Mummers from Oxford, Bodleian Library MS Bodley 264 - Pinterest


Con l’età moderna, si cominciò a non tollerare più il disordine rappresentato dai folli e le nuove utopie cinquecentesche furono depurate dagli elementi dell’irrazionale e del bizzarro, essendo frutto di una ragione che aveva ormai rotto ogni legame con la follia. Le terre fantastiche in cui venivano collocate non presentavano più fortemente il senso del rovesciamento e del ribaltamento. Il clima della Controriforma, il razionalismo trionfante e la nuova etica borghese vinsero di fatto la battaglia contro la follia; il mito, le superstizioni e i mondi alla rovescia furono adottati dal romanzo. I luoghi dell’illusione leggendaria cedettero il passo alla realtà romanzesca.

IL CARNEVALE

Lungo tutto l’arco di tempo che va dal Medioevo al Rinascimento, la società occidentale si ritaglia dei periodi dell’anno, esclusi dal tempo ordinario, in cui le aspirazioni ad una realtà diversa, più libera da convenzioni sociali, leggi e gerarchie, possono sostituirsi all’ordinarietà della vita quotidiana. Nascono così i carnevali e le cosiddette “festa stultorum”.
Si tratta di una pazzia collettiva temporalmente circoscritta, di una sregolatezza riconosciuta ma controllata. In alcuni testi dell’epoca, queste manifestazioni vengono definite indispensabili “perché la follia che è la nostra seconda natura e sembra innata nell’uomo, possa, almeno una volta l’anno, manifestarsi liberamente. Le botti di vino scoppiano se di tanto in tanto non si aprono dei fori e non vi si fa penetrare dell’aria”.
In tali occasioni, tutte le istituzioni sociali, linguistiche, familiari sono capovolte e rimesse in questione. In breve, il Carnevale costituisce il rovesciamento dell’ordine e della logica di tutti i giorni, con il capovolgimento delle gerarchie sociali e il ribaltamento del rapporto sacro-blasfemo. Si tratta di trasgressioni autorizzate poiché delimitate in un tempo dato.

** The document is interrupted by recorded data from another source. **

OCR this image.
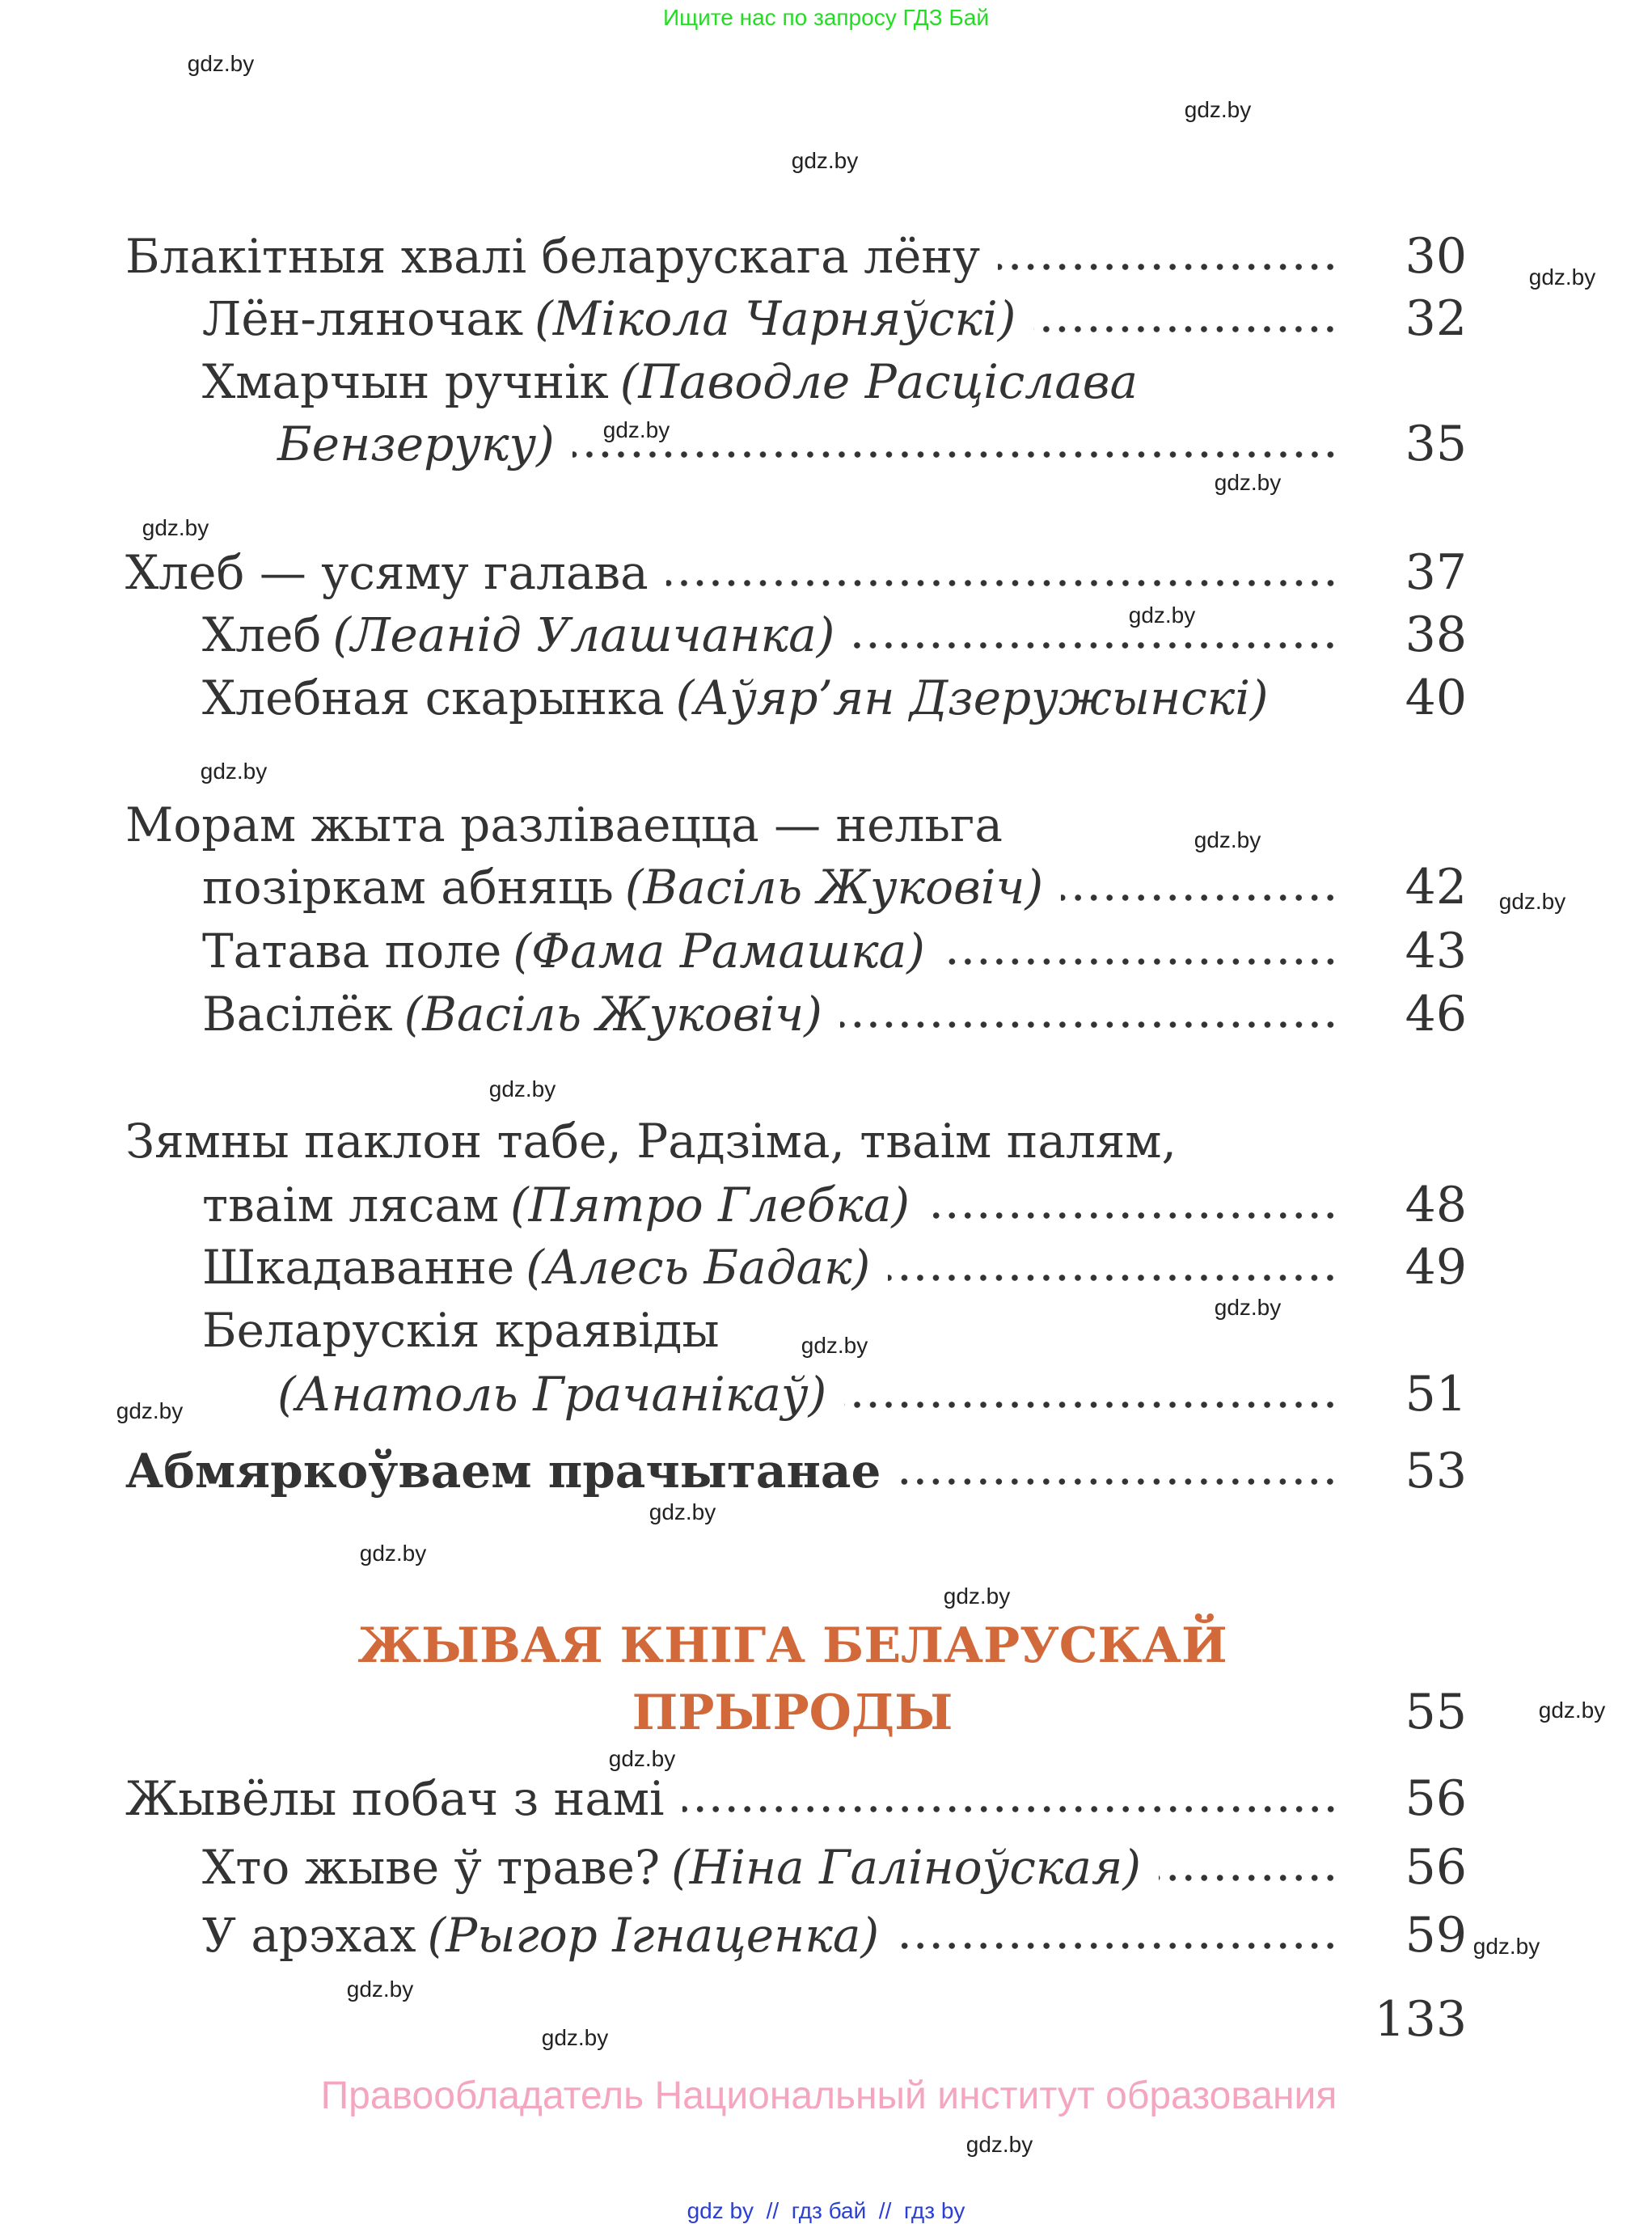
Ищите нас по запросу ГДЗ Бай
gdz.by
gdz.by
gdz.by
gdz.by
gdz.by
gdz.by
gdz.by
gdz.by
gdz.by
gdz.by
gdz.by
gdz.by
gdz.by
gdz.by
gdz.by
gdz.by
gdz.by
gdz.by
gdz.by
gdz.by
gdz.by
gdz.by
gdz.by
gdz.by
Блакітныя хвалі беларускага лёну	30
Лён-ляночак (Мікола Чарняўскі)	32
Хмарчын ручнік (Паводле Расціслава
Бензеруку)	35
Хлеб — усяму галава	37
Хлеб (Леанід Улашчанка)	38
Хлебная скарынка (Аўяр’ян Дзеружынскі)	40
Морам жыта разліваецца — нельга
позіркам абняць (Васіль Жуковіч)	42
Татава поле (Фама Рамашка)	43
Васілёк (Васіль Жуковіч)	46
Зямны паклон табе, Радзіма, тваім палям,
тваім лясам (Пятро Глебка)	48
Шкадаванне (Алесь Бадак)	49
Беларускія краявіды
(Анатоль Грачанікаў)	51
Абмяркоўваем прачытанае	53
ЖЫВАЯ КНІГА БЕЛАРУСКАЙ
ПРЫРОДЫ	55
Жывёлы побач з намі	56
Хто жыве ў траве? (Ніна Галіноўская)	56
У арэхах (Рыгор Ігнаценка)	59
133
Правообладатель Национальный институт образования
gdz by  //  гдз бай  //  гдз by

Le feste carnevalesche (e con questo termine è da intendersi quell’insieme di ricorrenze che al carnevale sono affini – roghi del vecchio, feste agresti, “festa stultorum” e degli asini -, e che oggi per lo più sono scomparse) variano da regione a regione e si svolgono per lo più in un periodo compreso tra l’inizio dell’anno e la primavera.

Sul significato profondo del Carnevale le opinioni non sono del tutto concordi. Esso non è totalmente riconducibile né alle ascendenze pagane della festa (Antesterie e Saturnali, ad esempio), né a una rigida calendarizzazione ecclesiastica (benché la dottrina cristiana abbia sempre cercato di cooptare l’evento all’interno del calendario liturgico).

Nicolas Poussin - Bacchanale devant une statue de Pan, 1631-33, National Gallery - Public Domain via Wikipedia Commons

Il Carnevale non costituisce soltanto una valvola di sfogo in vista della penitenza quaresimale (questo fu un tentativo a posteriori della Chiesa per cristianizzare una delle festività più refrattaria a subire tale processo di metamorfosi). E non è neanche, o non solamente, ciò che resta di certi riti orgiastici in onore di qualche dio pagano: il Carnevale non si inserisce nel tempo lineare della nostra civiltà, ma segue un ritmo arcaico, ciclico, un eterno ritorno, in cui si brucia il vecchio cosmos, si celebra il caos e si attende una rinascita.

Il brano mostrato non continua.